David Jayne, email: d.g.jayne@leeds.ac.uk
The majority of solid cancers show a preference for aerobic glycolysis rather than oxidative phosphorylation as a means of deriving energy from glucose. This is irrespective of the prevailing tissue oxygen tension, and a characteristic known as the Warburg effect. Although aerobic glycolysis is inferior to oxidative phosphorylation in terms of the amount of ATP generated per molecule of glucose, it is believed to bestow certain advantages to cancer cells allowing them to survive in the local tumour microenvironment. Aerobic glycolysis is a means of rapid ATP generation, which may be beneficial to the rapidly proliferating cancer cell. Lactic acid is produced as an end-product of glycolysis, which is exported out of the cell resulting in an acidic extracellular milieu that may be favourable for invasion but detrimental to the host immune response. The switch away from oxidative phosphorylation may also help to prevent excessive free radical formation in the presence of diminished oxygen supply, and so prevent cancer cell apoptosis.

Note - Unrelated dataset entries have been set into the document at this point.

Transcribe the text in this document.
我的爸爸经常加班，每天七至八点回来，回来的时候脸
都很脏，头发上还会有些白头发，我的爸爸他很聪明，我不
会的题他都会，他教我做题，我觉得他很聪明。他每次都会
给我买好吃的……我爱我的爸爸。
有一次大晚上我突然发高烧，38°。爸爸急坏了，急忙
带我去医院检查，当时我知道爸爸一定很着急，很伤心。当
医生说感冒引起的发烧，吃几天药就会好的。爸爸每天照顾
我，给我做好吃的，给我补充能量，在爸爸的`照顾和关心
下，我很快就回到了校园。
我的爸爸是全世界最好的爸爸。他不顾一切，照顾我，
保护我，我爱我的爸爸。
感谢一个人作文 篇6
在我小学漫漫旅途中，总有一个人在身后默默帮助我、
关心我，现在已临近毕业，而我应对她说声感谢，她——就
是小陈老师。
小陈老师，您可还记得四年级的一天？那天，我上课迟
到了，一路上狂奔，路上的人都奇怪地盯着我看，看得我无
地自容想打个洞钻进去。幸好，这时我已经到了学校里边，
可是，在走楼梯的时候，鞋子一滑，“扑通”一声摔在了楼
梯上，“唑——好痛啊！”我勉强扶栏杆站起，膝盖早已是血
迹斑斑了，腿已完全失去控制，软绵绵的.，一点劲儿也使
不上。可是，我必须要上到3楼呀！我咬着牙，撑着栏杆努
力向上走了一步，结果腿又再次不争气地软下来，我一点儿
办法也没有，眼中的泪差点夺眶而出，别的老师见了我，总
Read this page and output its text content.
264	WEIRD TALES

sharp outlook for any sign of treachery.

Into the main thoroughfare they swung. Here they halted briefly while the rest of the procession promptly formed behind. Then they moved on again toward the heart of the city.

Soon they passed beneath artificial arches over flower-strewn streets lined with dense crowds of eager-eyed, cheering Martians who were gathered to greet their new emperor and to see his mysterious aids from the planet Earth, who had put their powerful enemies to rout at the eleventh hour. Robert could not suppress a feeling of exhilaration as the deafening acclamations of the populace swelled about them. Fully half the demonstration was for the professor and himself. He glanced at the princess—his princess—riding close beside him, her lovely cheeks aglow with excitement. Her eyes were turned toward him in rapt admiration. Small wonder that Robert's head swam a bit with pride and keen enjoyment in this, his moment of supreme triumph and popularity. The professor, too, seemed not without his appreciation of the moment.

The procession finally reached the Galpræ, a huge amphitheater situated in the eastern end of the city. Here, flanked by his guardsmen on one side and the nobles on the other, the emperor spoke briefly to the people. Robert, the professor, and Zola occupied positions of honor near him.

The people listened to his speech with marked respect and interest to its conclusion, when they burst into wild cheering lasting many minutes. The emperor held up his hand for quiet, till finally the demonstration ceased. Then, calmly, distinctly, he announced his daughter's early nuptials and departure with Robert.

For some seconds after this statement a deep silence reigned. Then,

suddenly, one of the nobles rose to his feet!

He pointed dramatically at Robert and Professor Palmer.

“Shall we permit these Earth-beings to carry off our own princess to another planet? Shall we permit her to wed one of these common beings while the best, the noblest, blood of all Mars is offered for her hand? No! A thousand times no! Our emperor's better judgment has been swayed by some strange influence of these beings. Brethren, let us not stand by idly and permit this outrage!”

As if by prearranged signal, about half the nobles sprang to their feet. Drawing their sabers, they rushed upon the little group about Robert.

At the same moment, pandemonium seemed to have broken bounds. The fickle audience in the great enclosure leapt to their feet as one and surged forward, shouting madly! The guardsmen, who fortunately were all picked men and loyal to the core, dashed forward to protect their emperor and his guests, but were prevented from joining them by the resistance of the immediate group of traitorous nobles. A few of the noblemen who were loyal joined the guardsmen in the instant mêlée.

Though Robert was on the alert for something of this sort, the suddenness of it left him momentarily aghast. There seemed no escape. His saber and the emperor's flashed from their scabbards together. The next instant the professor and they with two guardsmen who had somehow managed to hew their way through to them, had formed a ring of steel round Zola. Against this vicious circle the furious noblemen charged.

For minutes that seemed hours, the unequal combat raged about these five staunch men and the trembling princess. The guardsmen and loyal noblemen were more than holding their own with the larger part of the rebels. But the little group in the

Current research is focused on the pyruvate dehydrogenase (PDH) enzyme system, which controls the switch between aerobic glycolysis and oxidative phosphorylation in normal and cancer cells. PDH catalyses the conversion of Pyruvate to Acetyl CoA, which subsequently enters the citric acid cycle and fuels oxidative phosphorylation. Down-regulation or inhibition of PDH favours aerobic glycolysis. Tissue microarray techniques have confirmed that aerobic glycolysis is up-regulated in colorectal cancer and that this is probably brought about by differential up-regulation of pyruvate dehydrogenase kinases (PDK1-4), the natural inhibitors of PDH. In vitro work using a variety of colorectal cancer cell lines has shown that inhibition of the PDK1-4 by Dichloroacetate results in up-regulation of PDH activity with a switch to oxidative phosphorylation and accompanying decreased cell proliferation, cell viability, G2 cell cycle arrest, and increased apoptosis. The PDH/PDK system would therefore seem to be a suitable metabolic target for cancer therapy.
A studentship is offered to pursue research into the role of the PDH/PDK system as a therapeutic target for cancer. Future work will concentrate on confirming the potential of the PDH/PDK system as a therapeutic target, assessing the effects of PDK1-4 siRNA knock down on cancer cell function, and developing an animal model for evaluating the in vivo effects of PDK1-4 knock-down/inhibition.